I know all about stimuli that creates shitty eating habits. Source(anecdotally, sure): I was once 375lbs. I choose soylent as my primary nutrition because of how hard it is to eat healthily, cheaply, otherwise. I think others could benefit from an internal shift in perspective about what food is, and what food should be. When you discipline yourself to separate food into categories of fuel and pleasure, it’s a lot simpler to find a sustainable balance. I still eat other things when I go out with friends or my wife but otherwise, we both mostly fuel ourselves with flavorless goup and are the healthiest we’ve ever been for it. Mentally, Physically, Emotionally, everything. At first it sucks to see ads for taco bell and whatever but by the time you’ve lost 150lbs and you feel the difference in your body, it’s just not worth it. I’m not suggesting this lifestyle to anyone with reasonable portion control and health, I’m suggesting this lifestyle to anyone who chooses to pay too much to eat too much and could benefit from a change.
I’m actuality not quite sure about the healthcare system impacts, thought that’s something you’ve now peeked my interest in. Will do more reading.
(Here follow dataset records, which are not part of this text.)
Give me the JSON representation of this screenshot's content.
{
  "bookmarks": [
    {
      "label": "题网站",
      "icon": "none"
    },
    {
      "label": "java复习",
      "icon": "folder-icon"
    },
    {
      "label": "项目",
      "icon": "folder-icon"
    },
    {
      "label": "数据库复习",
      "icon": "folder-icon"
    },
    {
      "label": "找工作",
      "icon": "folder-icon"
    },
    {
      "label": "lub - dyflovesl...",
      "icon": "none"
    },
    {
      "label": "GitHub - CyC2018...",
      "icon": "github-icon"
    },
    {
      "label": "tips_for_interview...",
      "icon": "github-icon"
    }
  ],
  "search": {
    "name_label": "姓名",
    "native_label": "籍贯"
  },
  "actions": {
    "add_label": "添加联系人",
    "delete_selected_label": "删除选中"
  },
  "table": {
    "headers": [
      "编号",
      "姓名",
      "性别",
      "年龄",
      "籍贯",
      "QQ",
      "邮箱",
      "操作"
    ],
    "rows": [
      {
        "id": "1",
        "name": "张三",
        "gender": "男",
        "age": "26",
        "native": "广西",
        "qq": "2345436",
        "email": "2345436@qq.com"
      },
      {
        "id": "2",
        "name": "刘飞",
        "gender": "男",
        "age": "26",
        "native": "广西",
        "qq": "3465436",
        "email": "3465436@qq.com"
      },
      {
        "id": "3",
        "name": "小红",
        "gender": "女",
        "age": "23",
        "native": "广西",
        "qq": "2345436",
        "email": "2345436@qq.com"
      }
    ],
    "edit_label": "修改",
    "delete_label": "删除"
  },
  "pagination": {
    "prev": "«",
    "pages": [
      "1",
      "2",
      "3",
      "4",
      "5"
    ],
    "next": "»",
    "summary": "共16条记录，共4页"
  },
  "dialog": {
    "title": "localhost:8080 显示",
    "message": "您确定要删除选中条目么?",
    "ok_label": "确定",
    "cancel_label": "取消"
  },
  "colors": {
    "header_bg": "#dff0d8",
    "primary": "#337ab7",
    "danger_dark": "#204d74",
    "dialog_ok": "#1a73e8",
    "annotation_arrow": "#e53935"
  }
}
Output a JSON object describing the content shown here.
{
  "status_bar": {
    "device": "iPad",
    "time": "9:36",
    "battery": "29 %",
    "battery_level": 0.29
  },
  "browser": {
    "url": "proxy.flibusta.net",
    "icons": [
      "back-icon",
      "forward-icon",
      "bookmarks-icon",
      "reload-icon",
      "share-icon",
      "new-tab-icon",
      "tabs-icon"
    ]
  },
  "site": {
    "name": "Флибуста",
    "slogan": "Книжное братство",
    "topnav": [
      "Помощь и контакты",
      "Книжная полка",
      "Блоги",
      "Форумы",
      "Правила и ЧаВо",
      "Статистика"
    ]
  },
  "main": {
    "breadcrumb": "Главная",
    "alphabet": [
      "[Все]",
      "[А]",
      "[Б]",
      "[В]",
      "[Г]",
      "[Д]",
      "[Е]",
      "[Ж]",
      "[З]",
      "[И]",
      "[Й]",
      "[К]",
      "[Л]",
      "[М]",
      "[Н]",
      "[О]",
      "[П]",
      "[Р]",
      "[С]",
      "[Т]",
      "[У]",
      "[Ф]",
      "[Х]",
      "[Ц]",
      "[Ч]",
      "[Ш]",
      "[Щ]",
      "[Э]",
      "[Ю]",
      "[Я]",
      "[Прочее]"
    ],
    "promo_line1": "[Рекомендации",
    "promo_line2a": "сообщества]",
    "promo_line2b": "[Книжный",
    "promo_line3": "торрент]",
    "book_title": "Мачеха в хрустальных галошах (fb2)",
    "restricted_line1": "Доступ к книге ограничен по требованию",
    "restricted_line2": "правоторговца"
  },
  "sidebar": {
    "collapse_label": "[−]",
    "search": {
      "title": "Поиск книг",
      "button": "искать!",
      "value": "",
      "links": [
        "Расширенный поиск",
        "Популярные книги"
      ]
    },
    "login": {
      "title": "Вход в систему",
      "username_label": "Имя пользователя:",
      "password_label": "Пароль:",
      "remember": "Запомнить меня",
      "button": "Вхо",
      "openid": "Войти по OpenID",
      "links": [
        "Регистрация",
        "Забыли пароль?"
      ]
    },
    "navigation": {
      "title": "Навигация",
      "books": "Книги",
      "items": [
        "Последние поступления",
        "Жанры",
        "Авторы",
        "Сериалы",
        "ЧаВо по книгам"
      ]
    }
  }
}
Re: obesity and poverty: the two are often inseparable in discussions such as this. We know that poorer communities are often food deserts, not because there a lack of restaurants/groceries, but because the availability of nutritious, affordable options is nonexistent (or extremely limited). If an individual has $100 to spend on food for the family, the unhealthy options will generally be preferred because they pack more bang for the buck in terms of caloric impact and ability to stretch the quantity, not to mention the time-savings factor which we can’t ignore for individuals who may be balancing multiple jobs and family responsibilities.
Unironically, and not in the right-wing meme way: Change my mind. I think socratic exchanges in good faith are the best way to expose the flaws in one’s arguments. I absolutely could be wrong, and honestly I would love to be wrong about this one. Bypassing bureaucracy to offer unconditional aid, and it actually having a net benefit, is easily the ideal solution. And either way, thank you for at least hearing out the argument in good faith.
My counter to “food deserts” is modern logistics. Soylent may not be the cheapest, but even in it’s most expensive form (premixed, preflavored, individually bottled, and shipped via an online purchase) it’s like $3.25/400kcal. Which sounds like a lot, but for people who need to lose weight, ~1600-2000kcal per day is $400/mo/person. That is very easily eclipsed by a largely fast food and freezer dinner diet. Yes it’s a fair argument that soylent isn’t a fair fight on strictly calories/dollar, but it is a fair fight on dollars/meal and dollars/good_nutrition. Plenty of poor families spend that or more with assistance on fast food and freezer dinners because it’s cheap, convenient, and filling, but the same dollar could be spent on a healthy alternative at even it’s least efficient form. The less convent and more efficient forms come around ~$1.50/400kcal and that would put a month’s of calories at less than $200 per person. I would challenge someone to feed a person, even unhealthily, for less. Feeding the poor and hungry isn’t an economics or logistics problem, it’s a perspective and individual willpower problem.
I’m not a doctor at all, but for certain addictions, people can die from the withdrawls that occur if they just stop. I’d imagine in those cases rehab and treatment requires supporting the habit via the drug itself or a safer analog in order to keep the individual alive so that they are able to draw down and eventually quit whatever the source of their addiction is.
For example:
I would support programs that weaned people out of unhealthy eating habits, and ones that accommodate for special dietary needs (fiber, insulin, etc). That seems totally reasonable.